Policy Woes

For a long time I've decided against talking much about this topic over fear of having my own account nuked. Over the weekend @TurvSec had his YouTube account deleted by YouTube over an apparent breach of the "Harmful or dangerous content" policy.

Having recently had a number of my videos removed by YouTube for similar "offences" I wanted to take a closer look at the actual policy to see whether I was actually in breach of these (ever changing) rules.

Excerpt from Google's "Harmful or dangerous content policy"

Of course, YouTube/Google never actually say which part of the policy you have apparently broken, and if you appeal they'll never tell you why your appeal failed or was successful. But judging by the policy it appears as though this recent "wave" of content and channel removals is due to the section which reads ".. with the intent to streal credentials, compromise personal data.."

This obviously poses a bit of a a problem for those of us within the ethical hacking industry as it is literally our job to steal credentials, compromise personal data and compromise systems.

Whilst I am willing to cut some slack over this policy as it would be simple to find countless examples where someone is showing hacking techniques and tools with the goal of being a dirty little black hat, I do think there needs to be some middle ground. As much as I'm sure these policies are written by lawyers and people who just want to cover YouTube's arse, Google/YouTube were founded and built by technies and this all just smells a little hypocritical.

Potential for more harm

By censoring hacking content on YouTube, particularly the content from ethical hackers within the industry, I believe this actually helps to cause way more harm. If you take away the sources of ethical hacking content, or at least make them more difficult to access, you force people who are genuienly interested in these topics to seek out the information elsewhere, and elsewhere is often places which result in a ride in a van with shiny metal bracelets on.
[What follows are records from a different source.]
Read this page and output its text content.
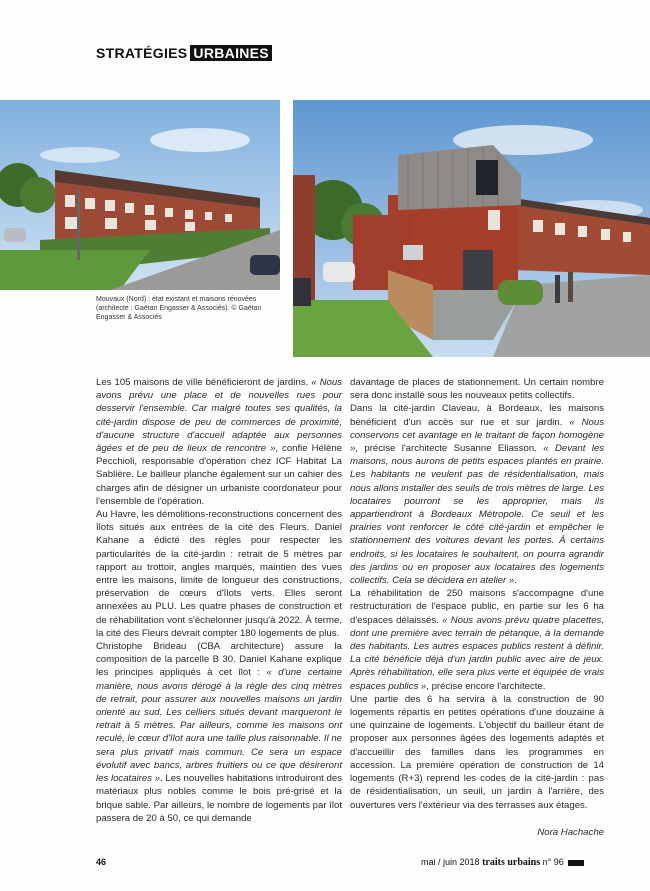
STRATÉGIES URBAINES
Mouvaux (Nord) : état existant et maisons rénovées (architecte : Gaëtan Engasser & Associés). © Gaëtan Engasser & Associés

Les 105 maisons de ville bénéficieront de jardins. « Nous avons prévu une place et de nouvelles rues pour desservir l'ensemble. Car malgré toutes ses qualités, la cité-jardin dispose de peu de commerces de proximité, d'aucune structure d'accueil adaptée aux personnes âgées et de peu de lieux de rencontre », confie Hélène Pecchioli, responsable d'opération chez ICF Habitat La Sablière. Le bailleur planche également sur un cahier des charges afin de désigner un urbaniste coordonateur pour l'ensemble de l'opération.

Au Havre, les démolitions-reconstructions concernent des îlots situés aux entrées de la cité des Fleurs. Daniel Kahane a édicté des règles pour respecter les particularités de la cité-jardin : retrait de 5 mètres par rapport au trottoir, angles marqués, maintien des vues entre les maisons, limite de longueur des constructions, préservation de cœurs d'îlots verts. Elles seront annexées au PLU. Les quatre phases de construction et de réhabilitation vont s'échelonner jusqu'à 2022. À terme, la cité des Fleurs devrait compter 180 logements de plus.

Christophe Brideau (CBA architecture) assure la composition de la parcelle B 30. Daniel Kahane explique les principes appliqués à cet îlot : « d'une certaine manière, nous avons dérogé à la règle des cinq mètres de retrait, pour assurer aux nouvelles maisons un jardin orienté au sud. Les celliers situés devant marqueront le retrait à 5 mètres. Par ailleurs, comme les maisons ont reculé, le cœur d'îlot aura une taille plus raisonnable. Il ne sera plus privatif mais commun. Ce sera un espace évolutif avec bancs, arbres fruitiers ou ce que désireront les locataires ». Les nouvelles habitations introduiront des matériaux plus nobles comme le bois pré-grisé et la brique sable. Par ailleurs, le nombre de logements par îlot passera de 20 à 50, ce qui demande

davantage de places de stationnement. Un certain nombre sera donc installé sous les nouveaux petits collectifs.

Dans la cité-jardin Claveau, à Bordeaux, les maisons bénéficient d'un accès sur rue et sur jardin. « Nous conservons cet avantage en le traitant de façon homogène », précise l'architecte Susanne Eliasson. « Devant les maisons, nous aurons de petits espaces plantés en prairie. Les habitants ne veulent pas de résidentialisation, mais nous allons installer des seuils de trois mètres de large. Les locataires pourront se les approprier, mais ils appartiendront à Bordeaux Métropole. Ce seuil et les prairies vont renforcer le côté cité-jardin et empêcher le stationnement des voitures devant les portes. À certains endroits, si les locataires le souhaitent, on pourra agrandir des jardins ou en proposer aux locataires des logements collectifs. Cela se décidera en atelier ».

La réhabilitation de 250 maisons s'accompagne d'une restructuration de l'espace public, en partie sur les 6 ha d'espaces délaissés. « Nous avons prévu quatre placettes, dont une première avec terrain de pétanque, à la demande des habitants. Les autres espaces publics restent à définir. La cité bénéficie déjà d'un jardin public avec aire de jeux. Après réhabilitation, elle sera plus verte et équipée de vrais espaces publics », précise encore l'architecte.

Une partie des 6 ha servira à la construction de 90 logements répartis en petites opérations d'une douzaine à une quinzaine de logements. L'objectif du bailleur étant de proposer aux personnes âgées des logements adaptés et d'accueillir des familles dans les programmes en accession. La première opération de construction de 14 logements (R+3) reprend les codes de la cité-jardin : pas de résidentialisation, un seuil, un jardin à l'arrière, des ouvertures vers l'extérieur via des terrasses aux étages.

Nora Hachache

46	mai / juin 2018 traits urbains n° 96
In a way, I believe that censoring legitimate ethical hacking content actually gives a bigger voice to platforms which maybe don't care so much about being ethical, or would actually seek to exploit those looking to break into the industry.

The catch-22

After looking through the videos I've had deleted recently they all fit the trend of compromising credentials. In my case, mostly via phishing attacks. As a result of this I've had GoPhish and Evilginx videos removed from my channel.

I actually think this comes down to the wording within the video itself. I know that YouTube will be using the automatic transcribing for ensuring that channels are adhering to the policy, but this causes a catch-22 in my eyes.

As a YouTube creator I essentially have to make my videos sound a lot more "racey" than they actually are. I could write and speak in all technical terms and talk about compromising an account, but the YouTube algorithm just won't put your video in front of people if you do this. You need to "click-bait" and make what you're showing seem exciting, and make thumbnails seem interesting.

Going back to my point about the wording in the videos, I believe its the combination of needing to make videos more appealing to gain viewership and the transcription based censorship machine which poses a real problem going forward.

Going forward

I still actually like the YouTube platform. Whilst they don't offer the best quality playback, transcoding or even on-platform tooling, they do offer access to the largest viewerbase on the planet. I'd be lying if that wasn't appealing to me.

However, I feel as though I'm now left in the position where I have to avoid certain topics which may result in my videos being censored or removed. This is particularly annoying as phishing is my favourite topic within infosec at the moment. (And its also still how MANY organisations are compromised!)

My plan going forward is to continue to post all of my new videos to YouTube, but if a video is removed I have decided to get a Vimeo subscription so I can offer the video right here.